Le bras de fer engagé avec les autorités indiennes, en particulier l’University Grants Commission (UGC), au sujet de la reconnaissance des offshore campus centres, dont l’Eastern Institute of Integrated Learning and Management (EIILM) d’Ébène, pourrait être résolu. En effet, des tractations engagées en marge de la récente visite du ministre des Ressources humaines de l’Inde, Pallam Raju, et du président de l’UGC, Ved Prakash, devraient déboucher sur un terrain d’entente pour la reconnaissance formelle de l’institution tertiaire gérée par le Jeetah Trust, de même que cinq autres offshore campus centres, dont la Mauras School of Dentistry. Toutefois, les procédures pour la mise au point des conditions pourraient être gênées par des problèmes survenus au niveau de l’administration de l’UGC dont le secrétaire, Akhilesh Gupta, a soumis sa démission pour incompatibilité avec le président Ved Prakash.

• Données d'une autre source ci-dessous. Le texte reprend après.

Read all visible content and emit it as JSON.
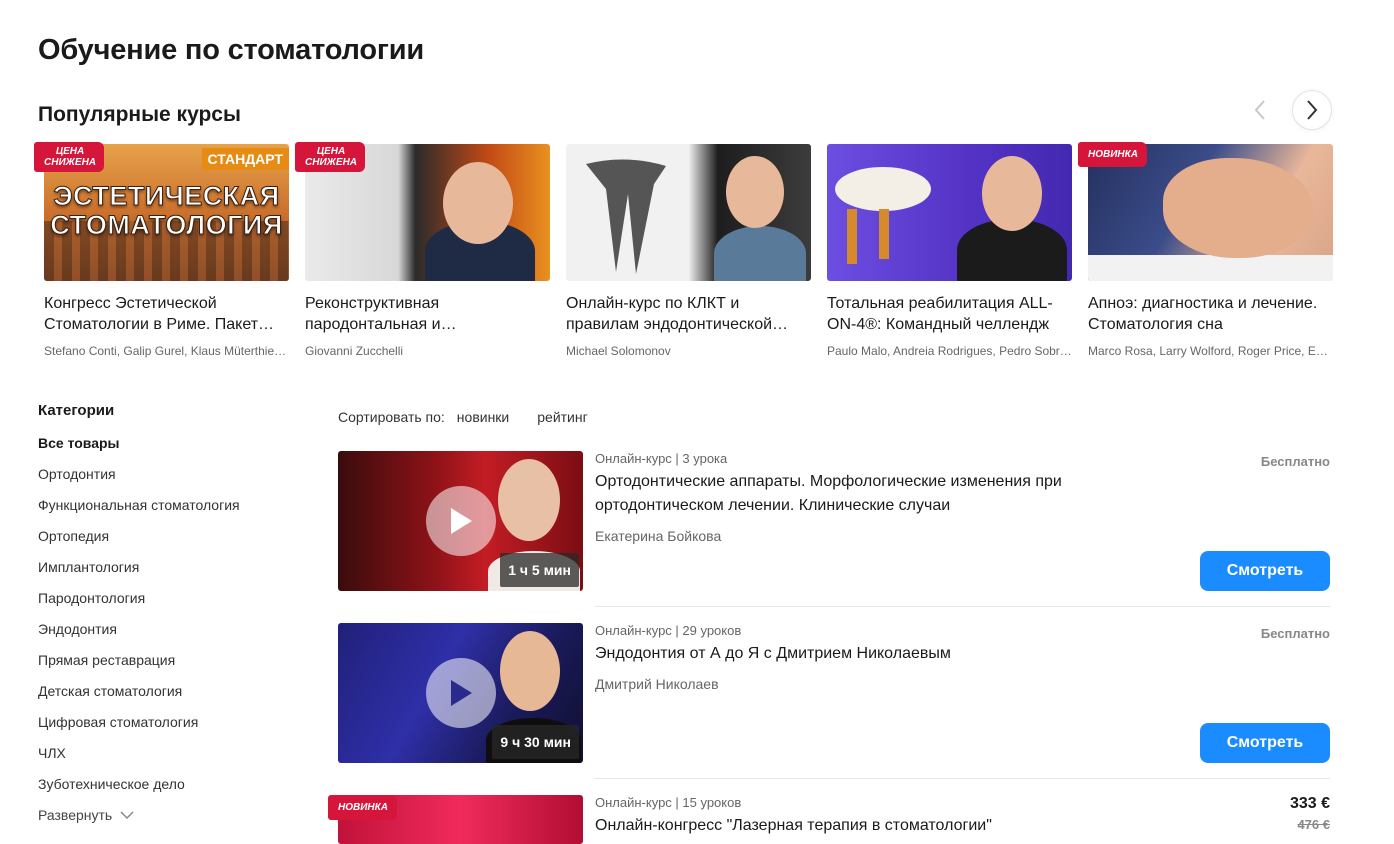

Une des premières retombées de la récente visite du ministre Pallam Raju et du président de l’UGC de l’Inde est que le cas de l’EIILM University d’Ébène et celui des cinq autres antennes d’universités indiennes pourraient être régularisés. Dans une de ses éditions en fin de semaine, le Times of Indian note que « the visit could result in regularization of six higher educational institutes who have set up off-shore campus without seeking clearance of the University Grants Commission (UGC) ».
Le quotidien indien souligne que « the act would be a volte-face by the UGC that has all along been in favour of strict action against Indian institutes, which have set up off-shore campuses without its clearance ». Ces offshore campus centres ont démarré leurs activités dans le domaine de l’enseignement supérieur à Maurice sans l’autorisation de l’University Grants Commission de l’Inde.

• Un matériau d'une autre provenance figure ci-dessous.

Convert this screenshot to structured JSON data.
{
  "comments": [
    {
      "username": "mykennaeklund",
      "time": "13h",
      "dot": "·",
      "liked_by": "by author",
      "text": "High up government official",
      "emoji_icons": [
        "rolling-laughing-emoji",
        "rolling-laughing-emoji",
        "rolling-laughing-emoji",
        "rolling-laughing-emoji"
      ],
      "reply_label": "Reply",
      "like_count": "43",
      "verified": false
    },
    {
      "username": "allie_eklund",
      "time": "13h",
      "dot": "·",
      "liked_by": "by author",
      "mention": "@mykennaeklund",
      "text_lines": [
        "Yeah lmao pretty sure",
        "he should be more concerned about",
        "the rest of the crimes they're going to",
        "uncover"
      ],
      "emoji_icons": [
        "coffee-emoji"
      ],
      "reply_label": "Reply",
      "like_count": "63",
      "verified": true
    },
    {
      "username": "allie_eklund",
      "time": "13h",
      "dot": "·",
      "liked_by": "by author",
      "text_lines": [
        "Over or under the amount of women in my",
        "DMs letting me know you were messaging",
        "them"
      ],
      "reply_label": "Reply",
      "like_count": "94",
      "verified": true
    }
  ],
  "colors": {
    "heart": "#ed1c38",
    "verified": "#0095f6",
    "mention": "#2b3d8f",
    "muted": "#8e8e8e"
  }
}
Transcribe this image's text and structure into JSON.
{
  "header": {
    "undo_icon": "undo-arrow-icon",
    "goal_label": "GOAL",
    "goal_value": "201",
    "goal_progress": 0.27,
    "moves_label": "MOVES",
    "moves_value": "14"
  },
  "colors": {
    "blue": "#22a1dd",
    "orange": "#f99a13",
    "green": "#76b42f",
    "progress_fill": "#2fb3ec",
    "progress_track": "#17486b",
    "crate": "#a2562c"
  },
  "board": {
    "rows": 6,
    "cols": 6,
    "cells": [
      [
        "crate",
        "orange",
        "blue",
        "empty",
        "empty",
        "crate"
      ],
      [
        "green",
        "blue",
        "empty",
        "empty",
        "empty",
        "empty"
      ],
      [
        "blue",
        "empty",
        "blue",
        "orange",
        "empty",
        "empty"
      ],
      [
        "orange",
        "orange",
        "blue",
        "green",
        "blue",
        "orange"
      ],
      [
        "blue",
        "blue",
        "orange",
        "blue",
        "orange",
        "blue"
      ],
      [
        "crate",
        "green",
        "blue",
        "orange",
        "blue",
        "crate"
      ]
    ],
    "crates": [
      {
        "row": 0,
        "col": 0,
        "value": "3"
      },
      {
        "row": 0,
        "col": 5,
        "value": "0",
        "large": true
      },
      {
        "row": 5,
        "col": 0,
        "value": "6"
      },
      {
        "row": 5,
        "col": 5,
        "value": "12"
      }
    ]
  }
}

D’ailleurs, au début de septembre dernier, le secrétaire de l’UGC de l’Inde avait servi une mise en demeure au vice-chancelier de l’EIILM University de l’État du Sikkim car la Commission indienne « takes serious view of the complete violation of UGC (establishment of and maintenance of standards in private universities) Regulations, 2003 by the EIILM University ». L’université de l’EIILM de l’État du Sikkim fut ordonnée de fermer son antenne universitaire à Maurice. Sur la base de cette injonction, la Tertiary Education Commission avait réclamé des précisions et des compléments d’informations de ces institutions mauriciennes dans un délai de deux semaines.
La nouvelle posture adoptée par la direction de l’UGC suite aux récentes consultations avec les autorités mauriciennes est présentée comme une volte-face car « UGC has all along been in favour of strict action against Indian institutes, which have set up off-shore campuses without its clearance ». Lors des discussions avec les autorités mauriciennes, le président du conseil d’administration de l’UGC s’est appesanti sur le fait que l’EIILM n’avait jamais obtenu l’autorisation pour un opérer un campus à Maurice.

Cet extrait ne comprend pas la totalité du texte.